Vase, https://www.bildindex.de/document/obj20609576

1. Nach dem Manuskript: Herrn Nathanael Iacob Gerlachs erste Reise. aus seiner Vater-Stadt Danzig, durch Cahsuben, Pommern, die Marct Brandenburg, durch Sachsen, Hessen, durch die Wetterau, über den Rhein-Strom bis an die Niederländische Gräntzen : nebst denen dabey gesamleten Observatis Physico-Mathematicis, Oeconomicis, Mechanicis, Geographicis und Literariis : in einem accuraten Journal beschrieben und mit einem vollständigen Register versehen., 1727 – 1730, (Erinnerungen an eine Reise, die der Autor, Christian Gabriel Fischer aus Königsberg, in Begleitung eines Danzigers, Nathanael Iacob Gerlach, unternommen und seine Eindrücke in einem Werk festgehalten hat, das glücklicherweise bis heute erhalten geblieben ist und sich in der Bibliothek der Technischen Universität Danzig befindet).
2. Alicja Siatka, Vorschlag für die Transkription der Fragmenten des Manuskripts: „Nathanael Iacob Gerlachs erste Reise (…)” nach deren Lektüre, März / April 2022, §. 118., Seite: 87 – 88. Originalschreibweise.
3. Seidliz, Seidlitz, Sedlitz, Großsedlitz – all diese Namen beziehen sich auf denselben Ort; Der Autor verwendet die ersten beiden.
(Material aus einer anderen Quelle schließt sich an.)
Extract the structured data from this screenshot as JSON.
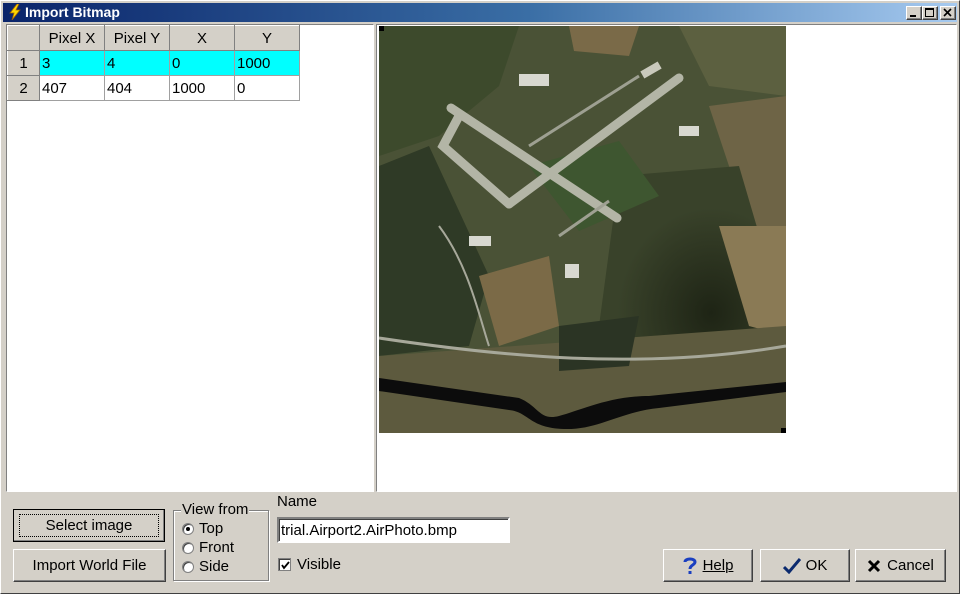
{
  "window": {
    "title": "Import Bitmap"
  },
  "grid": {
    "columns": [
      "Pixel X",
      "Pixel Y",
      "X",
      "Y"
    ],
    "rows": [
      {
        "num": "1",
        "cells": [
          "3",
          "4",
          "0",
          "1000"
        ]
      },
      {
        "num": "2",
        "cells": [
          "407",
          "404",
          "1000",
          "0"
        ]
      }
    ],
    "selected_row": 1
  },
  "buttons": {
    "select_image": "Select image",
    "import_world_file": "Import World File",
    "help": "Help",
    "ok": "OK",
    "cancel": "Cancel"
  },
  "view_from": {
    "label": "View from",
    "options": [
      "Top",
      "Front",
      "Side"
    ],
    "selected": "Top"
  },
  "name": {
    "label": "Name",
    "value": "trial.Airport2.AirPhoto.bmp"
  },
  "visible": {
    "label": "Visible",
    "checked": true
  },
  "colors": {
    "selected_row": "#00ffff",
    "titlebar_start": "#0a246a",
    "titlebar_end": "#a6caf0",
    "face": "#d4d0c8"
  },
  "icons": {
    "title": "lightning-bolt-icon",
    "help": "question-mark-icon",
    "ok": "checkmark-icon",
    "cancel": "x-mark-icon"
  }
}
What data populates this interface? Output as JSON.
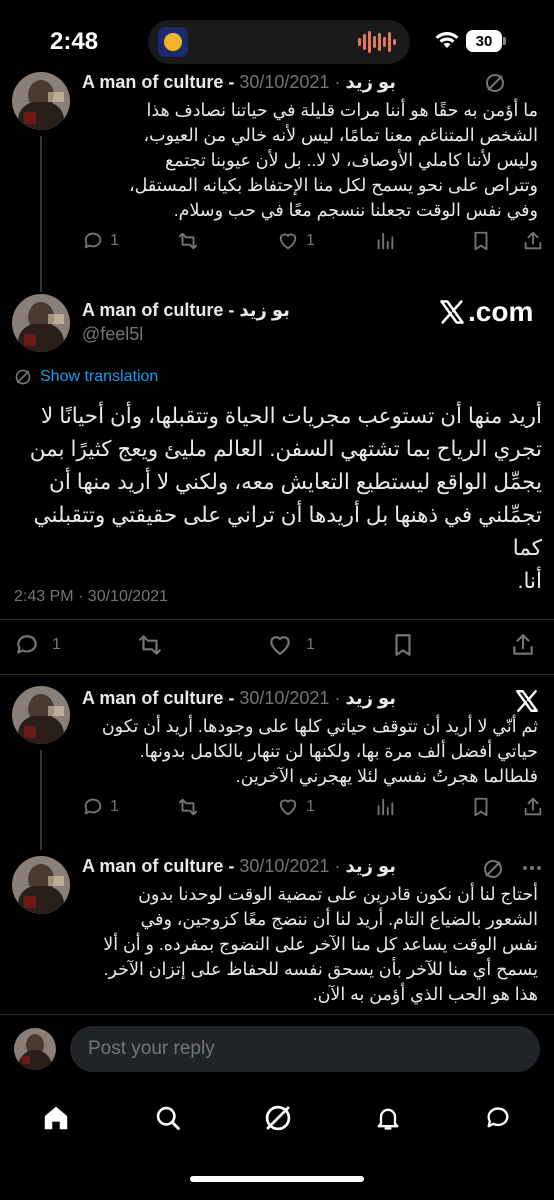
{
  "status": {
    "time": "2:48",
    "battery": "30"
  },
  "tweet1": {
    "name": "A man of culture - بو زيد",
    "date": "· 30/10/2021",
    "lines": [
      "ما أؤمن به حقًا هو أننا مرات قليلة في حياتنا  نصادف هذا",
      "الشخص المتناغم معنا تمامًا، ليس لأنه خالي من العيوب،",
      "وليس لأننا كاملي الأوصاف، لا لا.. بل لأن عيوبنا تجتمع",
      "وتتراص على نحو يسمح لكل منا الإحتفاظ بكيانه المستقل،",
      "وفي نفس الوقت تجعلنا ننسجم معًا في حب وسلام."
    ],
    "replies": "1",
    "likes": "1"
  },
  "main": {
    "name": "A man of culture - بو زيد",
    "handle": "@feel5l",
    "source": ".com",
    "show_translation": "Show translation",
    "lines": [
      "أريد منها أن تستوعب مجريات الحياة وتتقبلها، وأن أحيانًا لا",
      "تجري الرياح بما تشتهي السفن. العالم مليئ ويعج كثيرًا بمن",
      "يجمِّل الواقع ليستطيع التعايش معه، ولكني لا أريد منها أن",
      "تجمِّلني في ذهنها بل أريدها أن تراني على حقيقتي وتتقبلني كما",
      "أنا."
    ],
    "timestamp": "2:43 PM · 30/10/2021",
    "replies": "1",
    "likes": "1"
  },
  "tweet3": {
    "name": "A man of culture - بو زيد",
    "date": "· 30/10/2021",
    "lines": [
      "ثم أنّي لا أريد أن تتوقف حياتي كلها على وجودها. أريد أن تكون",
      "حياتي أفضل ألف مرة بها، ولكنها لن تنهار بالكامل بدونها.",
      "فلطالما هجرتُ نفسي لئلا يهجرني الآخرين."
    ],
    "replies": "1",
    "likes": "1"
  },
  "tweet4": {
    "name": "A man of culture - بو زيد",
    "date": "· 30/10/2021",
    "lines": [
      "أحتاج لنا أن نكون قادرين على تمضية الوقت لوحدنا بدون",
      "الشعور بالضياع التام. أريد لنا أن ننضج معًا كزوجين، وفي",
      "نفس الوقت يساعد كل منا الآخر على النضوج بمفرده. و أن ألا",
      "يسمح أي منا للآخر بأن يسحق نفسه للحفاظ على إتزان الآخر.",
      "هذا هو الحب الذي أؤمن به الآن."
    ]
  },
  "reply_bar": {
    "placeholder": "Post your reply"
  },
  "icons": {
    "reply": "comment-icon",
    "repost": "repost-icon",
    "like": "heart-icon",
    "views": "views-icon",
    "bookmark": "bookmark-icon",
    "share": "share-icon",
    "grok": "grok-icon",
    "x": "x-logo-icon"
  },
  "colors": {
    "accent": "#1d9bf0",
    "muted": "#71767b",
    "text": "#e7e9ea",
    "background": "#000000"
  }
}
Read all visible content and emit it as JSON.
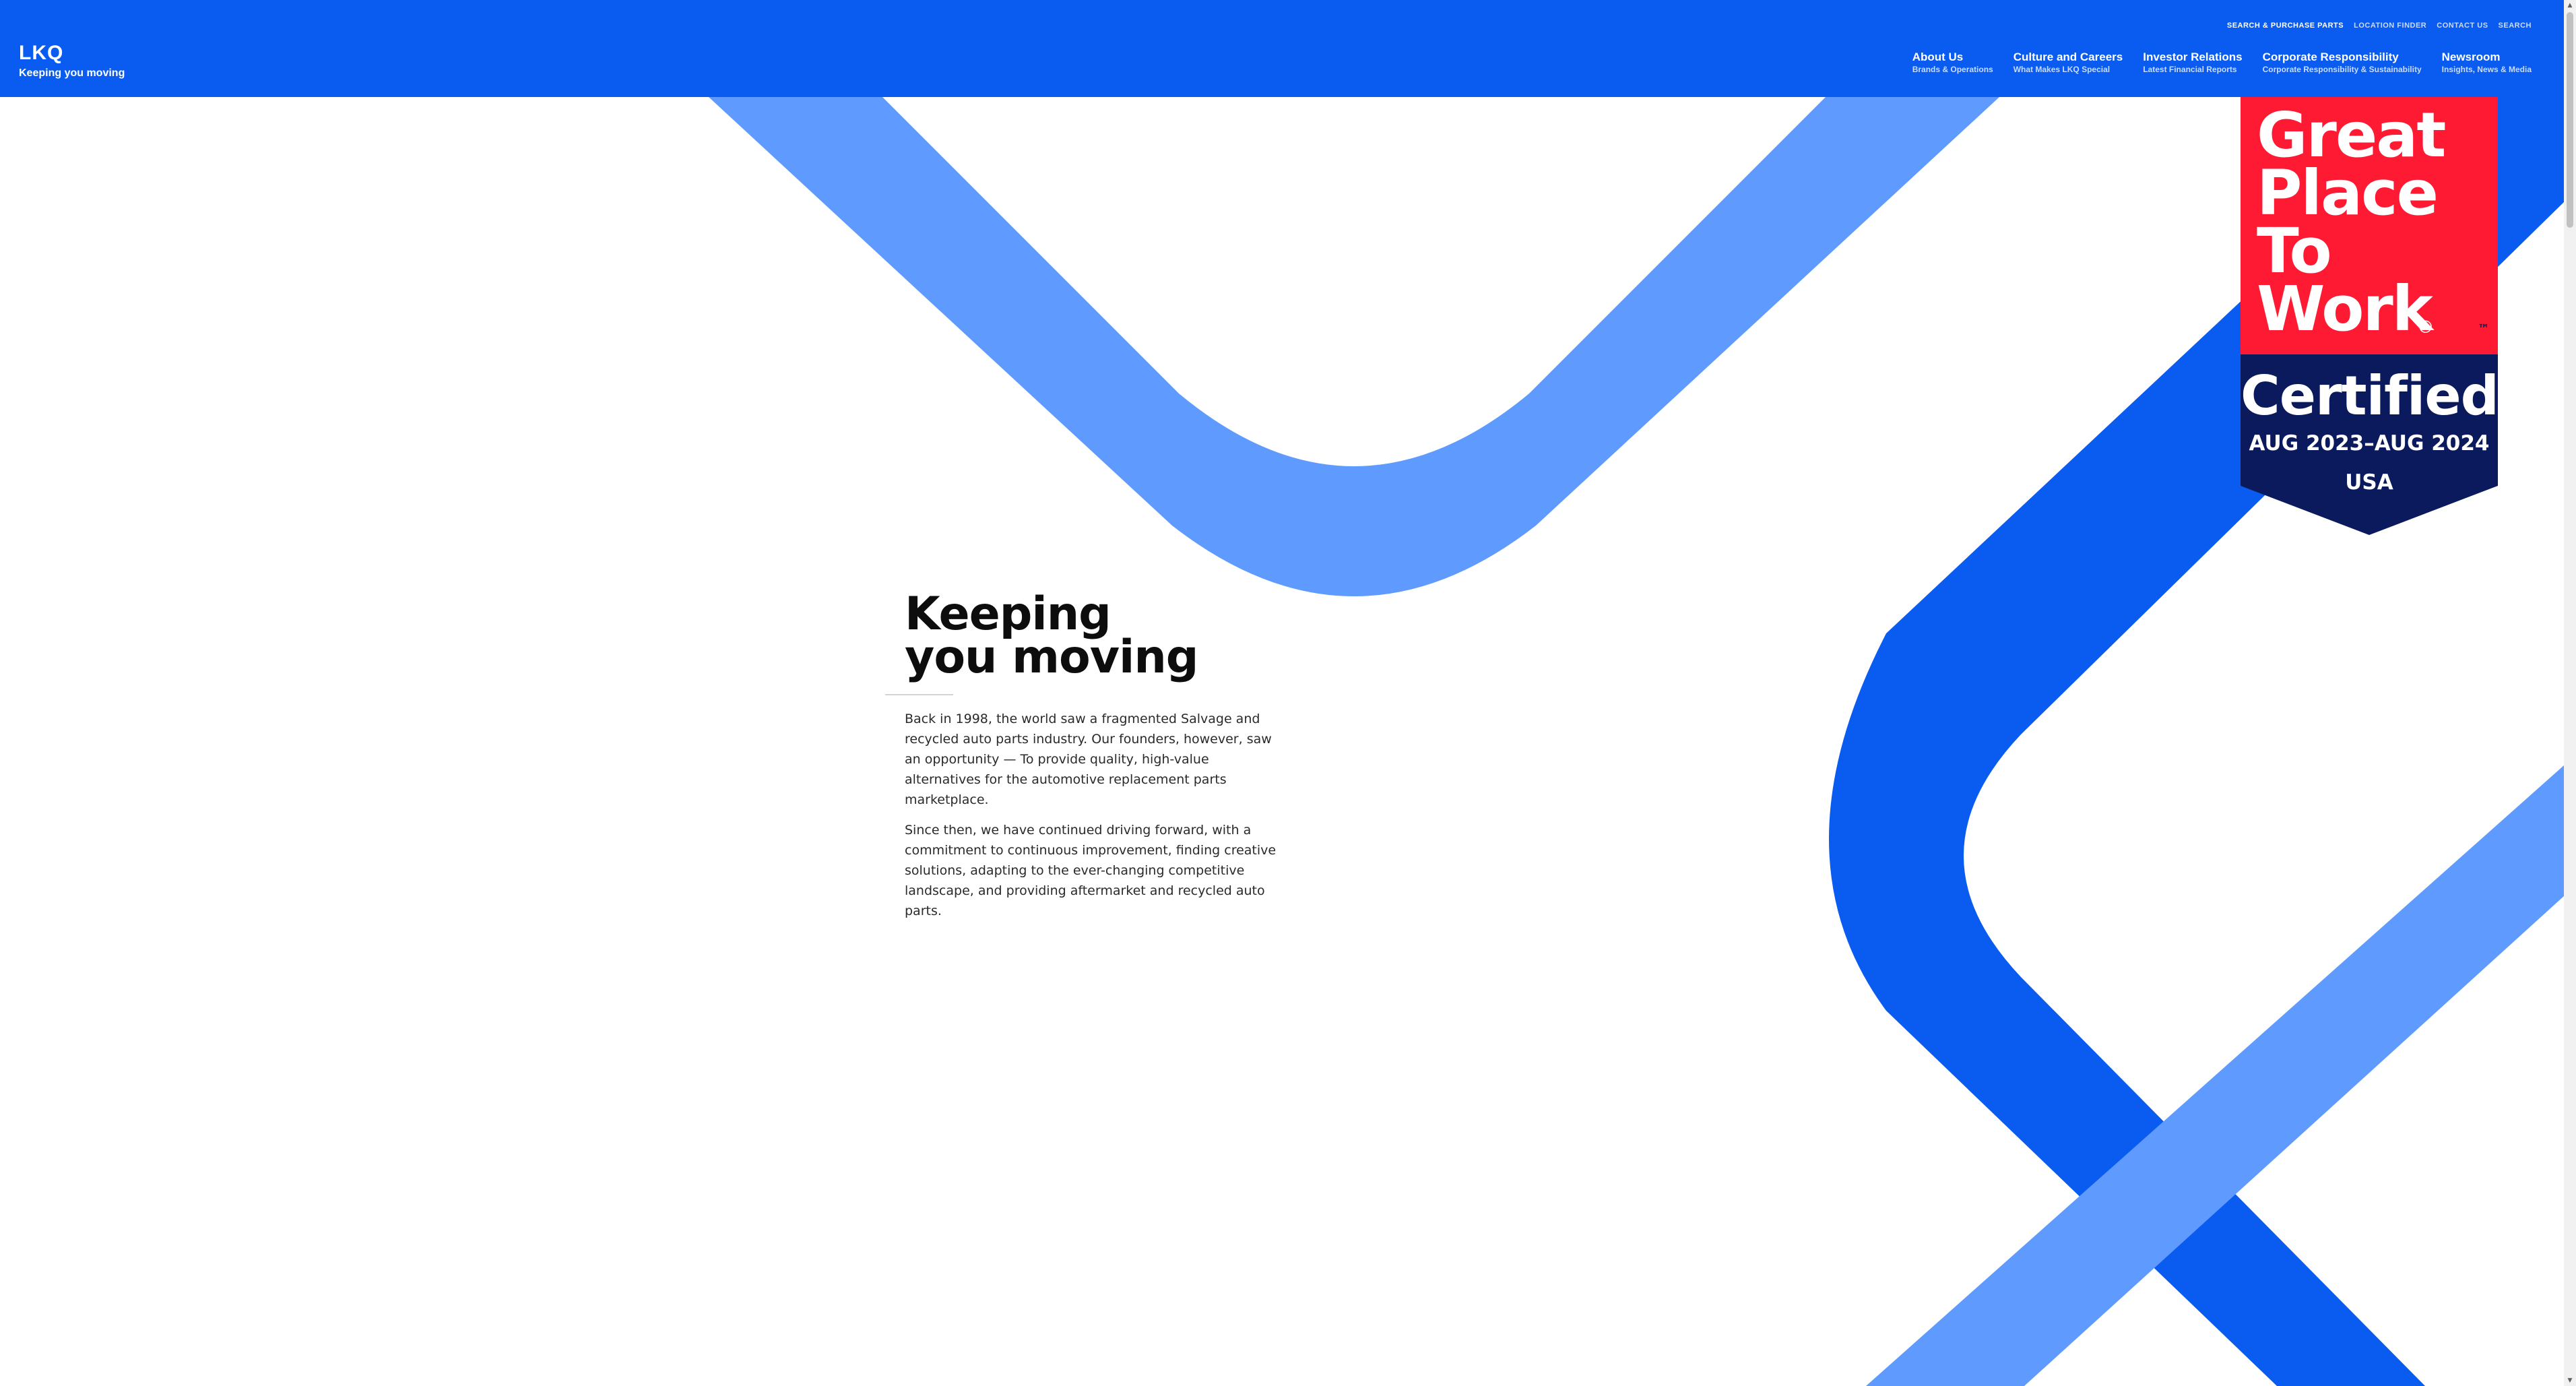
{
  "colors": {
    "header_bg": "#0a5cf0",
    "ribbon_dark": "#0a5cf0",
    "ribbon_light": "#5f9bff",
    "badge_red": "#ff1a33",
    "badge_navy": "#0a1a5c",
    "page_bg": "#ffffff"
  },
  "brand": {
    "logo": "LKQ",
    "tagline": "Keeping you moving"
  },
  "utility_nav": [
    {
      "label": "SEARCH & PURCHASE PARTS"
    },
    {
      "label": "LOCATION FINDER"
    },
    {
      "label": "CONTACT US"
    },
    {
      "label": "SEARCH"
    }
  ],
  "main_nav": [
    {
      "label": "About Us",
      "sub": "Brands & Operations"
    },
    {
      "label": "Culture and Careers",
      "sub": "What Makes LKQ Special"
    },
    {
      "label": "Investor Relations",
      "sub": "Latest Financial Reports"
    },
    {
      "label": "Corporate Responsibility",
      "sub": "Corporate Responsibility & Sustainability"
    },
    {
      "label": "Newsroom",
      "sub": "Insights, News & Media"
    }
  ],
  "badge": {
    "line1": "Great",
    "line2": "Place",
    "line3": "To",
    "line4": "Work",
    "registered": "®",
    "certified": "Certified",
    "dates": "AUG 2023–AUG 2024",
    "country": "USA",
    "trademark": "™"
  },
  "hero": {
    "title_line1": "Keeping",
    "title_line2": "you moving",
    "paragraph1": "Back in 1998, the world saw a fragmented Salvage and recycled auto parts industry. Our founders, however, saw an opportunity — To provide quality, high-value alternatives for the automotive replacement parts marketplace.",
    "paragraph2": "Since then, we have continued driving forward, with a commitment to continuous improvement, finding creative solutions, adapting to the ever-changing competitive landscape, and providing aftermarket and recycled auto parts."
  },
  "icons": {
    "scroll_up": "scroll-up-arrow-icon",
    "scroll_down": "scroll-down-arrow-icon"
  }
}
4. Johann Christoph Knöffel (geb. 1686, gest. 1752) – deutscher Architekt des Barocks, bekannt vor allem durch seine Bauten und Stadtplanungen in Sachsen, Niederschlesien, dem Lebuser Land und der Lausitz, z.B. er entwarf die Erweiterung der Stadt Forst, den Wiederaufbau des Schlosses in Kargowa (ehem. Unruhstadt), den Wiederaufbau der Schloss-Stadt-Anlage in Brody (ehem. Pfördten) und arbeitete an den Plänen zum Wiederaufbau des Königsschlosses in Warschau mit. Er entwarf die Residenz Großsedlitz (Obere Orangerie und Barockgarten) und Hubertusburg (Schlossumbau).
5. Ich verweise alle Interessierten auf die Website: https://www.barockgarten-grosssedlitz.de
6,7,8 Alicja Siatka, Vorschlag für die Transkription der Fragmenten des Manuskripts: „Nathanael Iacob Gerlachs erste Reise (…)” nach deren Lektüre, März / April 2022, §. 118., Seite: 88. Originalschreibweise.

p.s. Der Artikel ist Teil eines Transkriptionsprojekts des gesamten Manuskripts, das am Institut für Stadtkultur in Zusammenarbeit mit der Bibliothek der Technischen Universität Danzig erstellt wurde.